Apparently this is going to be a weekly feature of mine until a hurricane lubricates the Confederate states, so bear with me. My yard abuts a bayou, so I guess I have to start training my yellow lab that the catfish she catches are not just good eating but provide plenty of oily nutrients to keep her fur glossy.

Anyway, there was a rumor today on the radio that Obama plans to throw tens of billions of dollars to Louisiana to rebuild our wetlands. The first thought that entered my head was ‘Yippee, I’ll never pay state or local taxes again.’ You see, down here we whine about the loss of wetlands but nobody means it. For over 20 years, we’ve sold wetlands to oil companies and watched the bayous wither away, but we don’t care, because they pay the state royalties to ravage our kids’ heritage. This would be similar to California saying ‘Please, sir, chop down Yosemite’ or Kentucky saying ‘We have some really neat caves to put all of your recyclables. They’re so big, we call them Mammoth Caves.’ But that’s the way we like to think down here. Why worry about tomorrow, somebody else can do that?

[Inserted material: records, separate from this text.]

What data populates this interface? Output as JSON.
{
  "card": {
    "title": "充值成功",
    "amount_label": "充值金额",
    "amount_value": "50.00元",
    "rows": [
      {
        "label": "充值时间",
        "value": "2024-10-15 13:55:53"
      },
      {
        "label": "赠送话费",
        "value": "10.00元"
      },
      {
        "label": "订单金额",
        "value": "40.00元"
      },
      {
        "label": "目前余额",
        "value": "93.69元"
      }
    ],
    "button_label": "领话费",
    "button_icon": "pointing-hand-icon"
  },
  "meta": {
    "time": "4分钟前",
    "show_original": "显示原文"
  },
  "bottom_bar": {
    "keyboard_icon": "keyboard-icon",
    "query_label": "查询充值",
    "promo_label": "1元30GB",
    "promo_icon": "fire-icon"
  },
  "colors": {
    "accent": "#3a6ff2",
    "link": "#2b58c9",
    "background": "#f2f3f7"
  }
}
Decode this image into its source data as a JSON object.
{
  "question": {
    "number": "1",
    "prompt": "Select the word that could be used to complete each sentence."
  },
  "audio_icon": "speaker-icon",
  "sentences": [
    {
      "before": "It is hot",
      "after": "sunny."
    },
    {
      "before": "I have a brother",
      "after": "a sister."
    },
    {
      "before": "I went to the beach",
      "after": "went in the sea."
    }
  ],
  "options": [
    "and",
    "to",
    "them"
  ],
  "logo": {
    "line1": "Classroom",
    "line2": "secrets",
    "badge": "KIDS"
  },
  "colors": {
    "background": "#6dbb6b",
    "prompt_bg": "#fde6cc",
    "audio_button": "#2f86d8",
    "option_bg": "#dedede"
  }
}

I’ve never once heard a Louisiana politician say that what the state should do is make the oil companies that fill up the wetlands with oil wells set up new wetlands to replace them. That’s not the way we roll.

A number of weeks ago BP gave Louisiana $25 million to clean out the places initially tarred and feathered. Bobby Jindal spent $3 million of that, the rest went into the budget to help in balancing it for this fiscal year. You see, our state budget is a mess right now. Jindal wants to be selected as the VP nominee in 2012, so every year, we get our taxes cut. But this caused a revenue shortfall, so we need all the cash we can get to balance it. An interesting sidebar: Louisiana actually has a ton of money in the bank, which we call the rainy day fund, but under an interesting rule, only 10% of it can be used in any one year. That’s right, while we were begging money from anything that could move after Hurricanes Katrina and Rita, we had a lot of money that we weren’t allowed to touch. Sorry, folks.

My final thought on the spill this week is this. We often hear about the lack of bipartisanship among politicians. Well, bipartisanship is alive and well in the Deep South. There has been remarkable unanimity among politicians calling for a resumption of deep sea drilling. This moratorium must end now or else the United States will get their oil elsewhere. I’m a little confused at this. If we have a nonrenewable resource and some other nation has a nonrenewable resource, and we use theirs and keep ours, isn’t that even a little smart?

But that argument will never convince anyone. How about this one instead? For every state that says they want to resume drilling, have their legislature and governor sign an authorization that they will never seek federal assistance if there is another catastrophe. They agree to fix it themselves. In other words, you bought it, you fix it.